Face aux crises, la proximité comme antidote
Notre planète traverse une crise sans précédent. Plusieurs mois durant, de nombreux États ont décidé de mettre à l’arrêt une partie de l’économie pour sauver des vies...
Cet article a été publié dans la revue PAROLE PUBLIQUE n°27 de novembre 2020 à découvrir ici.
Notre planète traverse une crise sans précédent. Plusieurs mois durant, de nombreux États ont décidé de mettre à l’arrêt une partie de l’économie pour sauver des vies et éviter de saturer notre système de santé, notamment les services de réanimation. Alors que cette crise sanitaire inédite n’est pas encore derrière nous, nous commençons à peine à entrevoir la violence de la crise économique et sociale qui va s’abattre sur notre pays dans les mois à venir. En France, comme dans la plupart des États, le Gouvernement a décidé de mettre en place un plan de relance de grande ampleur. Au-delà de ces investissements massifs nécessaires, la proximité peut être l’une des réponses aux crises multiples que nous traversons.
La crise sanitaire a mis en exergue la puissance et la force de frappe de l’État providence, mais elle a aussi pu, parfois, montrer les limites d’une organisation de l’État trop centralisée.

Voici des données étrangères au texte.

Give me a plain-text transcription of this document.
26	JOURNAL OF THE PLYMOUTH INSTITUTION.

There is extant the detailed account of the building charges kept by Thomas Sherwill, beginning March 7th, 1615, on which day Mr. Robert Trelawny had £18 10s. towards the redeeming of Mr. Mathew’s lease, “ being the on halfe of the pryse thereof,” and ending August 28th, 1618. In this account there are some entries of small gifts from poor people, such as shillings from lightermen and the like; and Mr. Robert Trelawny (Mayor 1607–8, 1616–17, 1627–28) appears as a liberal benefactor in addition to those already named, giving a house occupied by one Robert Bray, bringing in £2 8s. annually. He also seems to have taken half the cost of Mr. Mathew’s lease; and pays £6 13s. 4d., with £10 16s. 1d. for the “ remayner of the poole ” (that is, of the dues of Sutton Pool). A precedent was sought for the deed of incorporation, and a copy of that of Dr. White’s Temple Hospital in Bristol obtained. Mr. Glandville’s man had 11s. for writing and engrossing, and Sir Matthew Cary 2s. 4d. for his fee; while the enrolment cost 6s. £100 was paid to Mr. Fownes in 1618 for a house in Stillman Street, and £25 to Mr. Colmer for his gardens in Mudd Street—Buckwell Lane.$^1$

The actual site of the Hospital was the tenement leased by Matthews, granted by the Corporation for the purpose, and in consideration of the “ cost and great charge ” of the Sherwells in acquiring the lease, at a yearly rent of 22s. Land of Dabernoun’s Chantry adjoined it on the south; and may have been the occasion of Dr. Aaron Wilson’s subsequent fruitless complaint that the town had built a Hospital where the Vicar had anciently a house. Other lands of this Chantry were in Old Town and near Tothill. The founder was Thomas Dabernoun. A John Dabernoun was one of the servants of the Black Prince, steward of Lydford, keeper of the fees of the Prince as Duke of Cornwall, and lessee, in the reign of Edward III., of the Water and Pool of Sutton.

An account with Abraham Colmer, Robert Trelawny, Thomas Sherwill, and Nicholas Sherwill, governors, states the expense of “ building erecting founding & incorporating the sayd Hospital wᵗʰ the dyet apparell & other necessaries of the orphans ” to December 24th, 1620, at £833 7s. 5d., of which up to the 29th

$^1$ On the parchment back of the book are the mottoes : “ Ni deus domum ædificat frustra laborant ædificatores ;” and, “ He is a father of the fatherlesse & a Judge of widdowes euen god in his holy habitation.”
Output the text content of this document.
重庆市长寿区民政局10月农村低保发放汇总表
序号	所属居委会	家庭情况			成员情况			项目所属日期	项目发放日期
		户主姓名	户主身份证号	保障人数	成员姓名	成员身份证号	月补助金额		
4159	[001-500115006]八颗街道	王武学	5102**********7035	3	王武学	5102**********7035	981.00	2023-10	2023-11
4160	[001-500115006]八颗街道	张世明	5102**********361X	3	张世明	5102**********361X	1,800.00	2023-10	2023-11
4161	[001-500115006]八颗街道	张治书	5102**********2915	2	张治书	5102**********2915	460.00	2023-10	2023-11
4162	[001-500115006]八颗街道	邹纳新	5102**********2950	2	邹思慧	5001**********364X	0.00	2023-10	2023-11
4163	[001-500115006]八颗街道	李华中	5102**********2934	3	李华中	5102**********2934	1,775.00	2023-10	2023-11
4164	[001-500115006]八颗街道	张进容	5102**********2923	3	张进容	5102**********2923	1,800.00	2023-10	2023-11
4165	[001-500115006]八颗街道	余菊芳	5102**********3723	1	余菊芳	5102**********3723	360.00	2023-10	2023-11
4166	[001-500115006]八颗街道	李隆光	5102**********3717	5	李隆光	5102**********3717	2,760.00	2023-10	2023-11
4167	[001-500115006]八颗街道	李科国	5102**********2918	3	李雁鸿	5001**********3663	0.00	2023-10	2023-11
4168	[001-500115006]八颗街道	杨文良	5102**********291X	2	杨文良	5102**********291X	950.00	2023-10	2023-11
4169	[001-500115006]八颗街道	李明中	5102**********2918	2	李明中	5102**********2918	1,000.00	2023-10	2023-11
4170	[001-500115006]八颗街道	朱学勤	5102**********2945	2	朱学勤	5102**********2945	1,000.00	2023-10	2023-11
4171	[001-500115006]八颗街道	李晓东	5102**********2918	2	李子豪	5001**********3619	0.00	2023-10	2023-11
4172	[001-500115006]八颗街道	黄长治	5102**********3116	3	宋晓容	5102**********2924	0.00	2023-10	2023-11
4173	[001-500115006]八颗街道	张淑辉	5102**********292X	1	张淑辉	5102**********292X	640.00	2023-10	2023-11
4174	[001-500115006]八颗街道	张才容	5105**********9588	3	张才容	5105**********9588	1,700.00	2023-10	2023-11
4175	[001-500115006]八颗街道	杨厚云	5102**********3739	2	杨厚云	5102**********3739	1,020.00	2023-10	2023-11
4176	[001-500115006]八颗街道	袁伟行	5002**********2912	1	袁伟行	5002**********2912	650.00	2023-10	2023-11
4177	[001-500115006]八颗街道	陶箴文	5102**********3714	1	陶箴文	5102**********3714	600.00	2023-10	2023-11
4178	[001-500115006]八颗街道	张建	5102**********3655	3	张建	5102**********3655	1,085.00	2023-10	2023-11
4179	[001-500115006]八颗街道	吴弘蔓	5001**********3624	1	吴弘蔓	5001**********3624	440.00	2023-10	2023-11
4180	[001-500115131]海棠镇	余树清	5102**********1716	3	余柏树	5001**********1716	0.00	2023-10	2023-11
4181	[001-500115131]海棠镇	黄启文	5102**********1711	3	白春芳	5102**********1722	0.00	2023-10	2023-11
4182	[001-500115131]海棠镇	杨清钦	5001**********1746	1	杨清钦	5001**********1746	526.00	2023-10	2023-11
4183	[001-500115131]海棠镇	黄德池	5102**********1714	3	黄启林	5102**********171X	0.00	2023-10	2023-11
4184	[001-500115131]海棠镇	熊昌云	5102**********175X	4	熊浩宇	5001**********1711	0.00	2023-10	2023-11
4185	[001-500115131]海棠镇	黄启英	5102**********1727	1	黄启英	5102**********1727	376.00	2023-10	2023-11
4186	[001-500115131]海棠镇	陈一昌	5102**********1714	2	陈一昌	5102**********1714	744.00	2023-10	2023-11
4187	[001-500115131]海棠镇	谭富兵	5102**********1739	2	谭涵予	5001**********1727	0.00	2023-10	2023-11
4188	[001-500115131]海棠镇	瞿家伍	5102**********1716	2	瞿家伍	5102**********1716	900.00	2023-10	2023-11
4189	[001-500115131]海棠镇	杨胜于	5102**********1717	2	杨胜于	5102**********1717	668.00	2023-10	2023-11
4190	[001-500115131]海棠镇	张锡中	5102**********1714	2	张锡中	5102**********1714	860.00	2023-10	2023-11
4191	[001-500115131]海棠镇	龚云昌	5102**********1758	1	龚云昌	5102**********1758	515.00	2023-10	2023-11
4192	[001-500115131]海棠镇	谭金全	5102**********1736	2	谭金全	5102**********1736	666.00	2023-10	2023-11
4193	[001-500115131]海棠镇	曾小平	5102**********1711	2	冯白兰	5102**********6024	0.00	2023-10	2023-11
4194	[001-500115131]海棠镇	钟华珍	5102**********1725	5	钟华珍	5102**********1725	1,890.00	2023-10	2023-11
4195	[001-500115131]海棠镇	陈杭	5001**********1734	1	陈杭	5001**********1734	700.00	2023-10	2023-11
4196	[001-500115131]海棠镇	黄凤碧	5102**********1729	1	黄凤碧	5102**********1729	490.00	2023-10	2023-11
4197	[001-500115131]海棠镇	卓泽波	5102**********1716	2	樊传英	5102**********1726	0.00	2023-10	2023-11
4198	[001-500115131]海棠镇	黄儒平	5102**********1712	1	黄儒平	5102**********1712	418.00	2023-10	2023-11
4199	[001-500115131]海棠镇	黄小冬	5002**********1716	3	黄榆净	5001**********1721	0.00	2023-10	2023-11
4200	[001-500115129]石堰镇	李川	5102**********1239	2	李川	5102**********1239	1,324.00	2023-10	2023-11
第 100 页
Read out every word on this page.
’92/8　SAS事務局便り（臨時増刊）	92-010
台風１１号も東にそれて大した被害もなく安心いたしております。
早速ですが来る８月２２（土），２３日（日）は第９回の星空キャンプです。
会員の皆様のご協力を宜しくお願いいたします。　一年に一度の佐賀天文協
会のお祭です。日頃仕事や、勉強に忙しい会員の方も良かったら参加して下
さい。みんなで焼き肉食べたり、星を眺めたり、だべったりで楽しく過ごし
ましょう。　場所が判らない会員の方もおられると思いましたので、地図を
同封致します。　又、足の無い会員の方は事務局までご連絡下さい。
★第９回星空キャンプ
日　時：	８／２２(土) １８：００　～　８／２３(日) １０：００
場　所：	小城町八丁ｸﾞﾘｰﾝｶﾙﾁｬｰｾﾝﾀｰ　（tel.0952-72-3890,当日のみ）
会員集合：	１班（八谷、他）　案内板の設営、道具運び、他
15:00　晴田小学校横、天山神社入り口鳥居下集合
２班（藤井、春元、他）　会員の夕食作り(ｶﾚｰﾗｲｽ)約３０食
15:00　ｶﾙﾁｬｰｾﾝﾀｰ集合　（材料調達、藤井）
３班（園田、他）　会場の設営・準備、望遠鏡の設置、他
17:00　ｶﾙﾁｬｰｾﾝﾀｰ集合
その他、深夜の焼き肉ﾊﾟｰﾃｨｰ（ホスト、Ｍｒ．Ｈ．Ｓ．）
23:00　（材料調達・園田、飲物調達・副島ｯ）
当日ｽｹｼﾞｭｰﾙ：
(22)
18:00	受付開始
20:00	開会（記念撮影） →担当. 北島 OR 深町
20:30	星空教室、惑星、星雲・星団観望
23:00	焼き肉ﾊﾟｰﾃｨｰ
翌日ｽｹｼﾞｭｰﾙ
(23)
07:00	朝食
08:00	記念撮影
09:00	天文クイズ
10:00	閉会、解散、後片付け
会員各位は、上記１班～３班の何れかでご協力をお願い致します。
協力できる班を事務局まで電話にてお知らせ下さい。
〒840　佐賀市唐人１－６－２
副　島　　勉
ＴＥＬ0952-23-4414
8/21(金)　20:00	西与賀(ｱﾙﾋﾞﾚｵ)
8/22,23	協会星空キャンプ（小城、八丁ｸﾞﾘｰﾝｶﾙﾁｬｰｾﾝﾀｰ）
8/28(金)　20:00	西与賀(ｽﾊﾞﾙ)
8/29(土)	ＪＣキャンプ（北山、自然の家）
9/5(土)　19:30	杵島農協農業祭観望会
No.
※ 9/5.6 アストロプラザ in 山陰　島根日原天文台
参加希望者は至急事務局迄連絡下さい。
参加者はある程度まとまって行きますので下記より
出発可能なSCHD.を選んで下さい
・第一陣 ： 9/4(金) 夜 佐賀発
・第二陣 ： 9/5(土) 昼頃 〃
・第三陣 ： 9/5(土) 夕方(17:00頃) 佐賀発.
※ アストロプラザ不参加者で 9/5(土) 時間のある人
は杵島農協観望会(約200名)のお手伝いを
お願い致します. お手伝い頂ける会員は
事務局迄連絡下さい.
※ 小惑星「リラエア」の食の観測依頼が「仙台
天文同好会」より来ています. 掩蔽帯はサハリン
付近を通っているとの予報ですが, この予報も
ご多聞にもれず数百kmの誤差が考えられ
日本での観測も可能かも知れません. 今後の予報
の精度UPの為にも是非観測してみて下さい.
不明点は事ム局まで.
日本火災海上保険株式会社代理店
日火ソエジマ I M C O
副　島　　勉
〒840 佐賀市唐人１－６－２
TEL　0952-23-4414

À l’inverse, les observateurs s’accordent pour saluer l’efficacité dont ont fait preuve les collectivités territoriales et les élus locaux dès le début de cette crise.
Les collectivités locales, notamment les communes, ont su faire preuve d’agilité et s’adapter très rapidement à un contexte évolutif.
Les collectivités locales, notamment les communes, ont su faire preuve d’agilité et ont su s’adapter très rapidement à un contexte évolutif. Lorsque le confinement a été décrétée, elles ont dû en quelques heures mettre en place des cellules de crise et assurer la continuité des services publics essentiels (collecte des déchets, fonctionnement de la police municipale, état civil …). Il a également fallu organiser le fonctionnement des services municipaux et le télétravail d’une partie des agents. Les collectivités y sont parvenues, malgré le fait qu’elles n’y étaient pas nécessairement préparées. Enfin, le confinement a conduit à isoler un certain nombre de nos concitoyens, les collectivités ont donc dû organiser localement la solidarité.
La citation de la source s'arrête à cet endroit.